Somewhere, in the story, in the circumstances, there was some small thing that left a question in that sober analytical mind of hers.

What was it?

And then, with what he always remembered afterwards as the only perfect sample of telepathic communication in his experience, he paused as he was stepping into his car, and said: "Had she anything in her pockets when she came home?"

"She had only one pocket; the one in her dress."

"And was there anything in it?"

There was the faintest tightening of the muscles round her mouth. "Just a lipstick," she said, evenly.

"A lipstick! She is a little young for that, isn't she?"

"My dear Mr. Blair, they start experimenting with lipstick at the age of ten. As a wet-day amusement it has taken the place of dressing-up in Mother's things."

"Yes, probably; Woolworth is a great benefactor."

She smiled and said goodbye again and moved towards the house as he drove away.

What puzzled her about the lipstick? Robert wondered, as he turned from the uneven surface of Meadowside Lane on to the black smooth surface of the main Aylesbury-London road. Was it just the fact that the fiends at The Franchise should have left it with the girl? Was that what she found odd?
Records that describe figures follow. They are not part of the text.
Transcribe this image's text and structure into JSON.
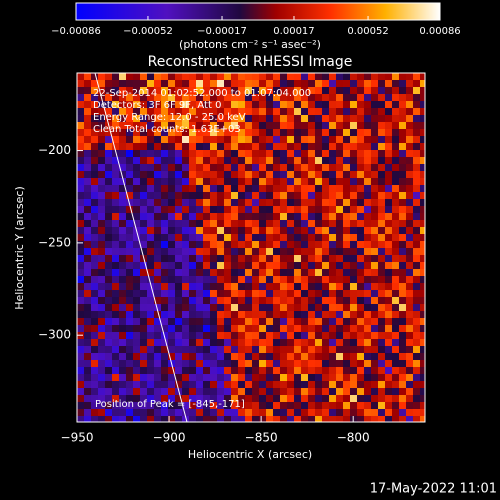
{
  "chart_data": {
    "type": "image",
    "title": "Reconstructed RHESSI Image",
    "colorbar_label": "(photons cm⁻² s⁻¹ asec⁻²)",
    "clim": [
      -0.00086,
      0.00086
    ],
    "cticks": [
      {
        "value": -0.00086,
        "label": "−0.00086"
      },
      {
        "value": -0.00052,
        "label": "−0.00052"
      },
      {
        "value": -0.00017,
        "label": "−0.00017"
      },
      {
        "value": 0.00017,
        "label": "0.00017"
      },
      {
        "value": 0.00052,
        "label": "0.00052"
      },
      {
        "value": 0.00086,
        "label": "0.00086"
      }
    ],
    "x_label": "Heliocentric X (arcsec)",
    "y_label": "Heliocentric Y (arcsec)",
    "xlim": [
      -950,
      -761
    ],
    "ylim": [
      -347,
      -158
    ],
    "xticks": [
      {
        "value": -950,
        "label": "−950"
      },
      {
        "value": -900,
        "label": "−900"
      },
      {
        "value": -850,
        "label": "−850"
      },
      {
        "value": -800,
        "label": "−800"
      }
    ],
    "yticks": [
      {
        "value": -200,
        "label": "−200"
      },
      {
        "value": -250,
        "label": "−250"
      },
      {
        "value": -300,
        "label": "−300"
      }
    ],
    "annotations": [
      "22-Sep-2014 01:02:52.000 to 01:07:04.000",
      "Detectors: 3F 6F 9F, Att 0",
      "Energy Range: 12.0 - 25.0 keV",
      "Clean     Total counts: 1.63E+03"
    ],
    "peak_label": "Position of Peak = [-845,-171]",
    "timestamp": "17-May-2022 11:01"
  }
}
How amazing that the worry in her subconscious mind had communicated itself so instantly to him. He had not known that he was going to say that sentence about the girl's pockets until he heard himself saying it. It would never have occurred to him, left to himself, to wonder what was in the pocket of her frock. It would not occur to him that the frock might have a pocket at all.

So there was a lipstick.

And its presence was something that puzzled Mrs. Wynn.

Well; that was a straw that could be added to the little heap he had collected. To the fact that the girl had a photographic memory. To the fact that her nose had been put out of joint without warning only a month or two ago. To the fact that she was greedy. To the fact that she was bored with school. To the fact that she liked "reality."

To the fact-above all-that no one in that household, not even detached sensible Mrs. Wynn, knew what went on in Betty Kane's mind. It was quite unbelievable that a girl of fifteen who had been the centre of a young man's world could see herself supplanted over-night without reacting violently to the situation. But Betty had been "very nice about it."

Robert found this heartening. It was proof that that candid young face was no guide at all to the person who was Betty Kane.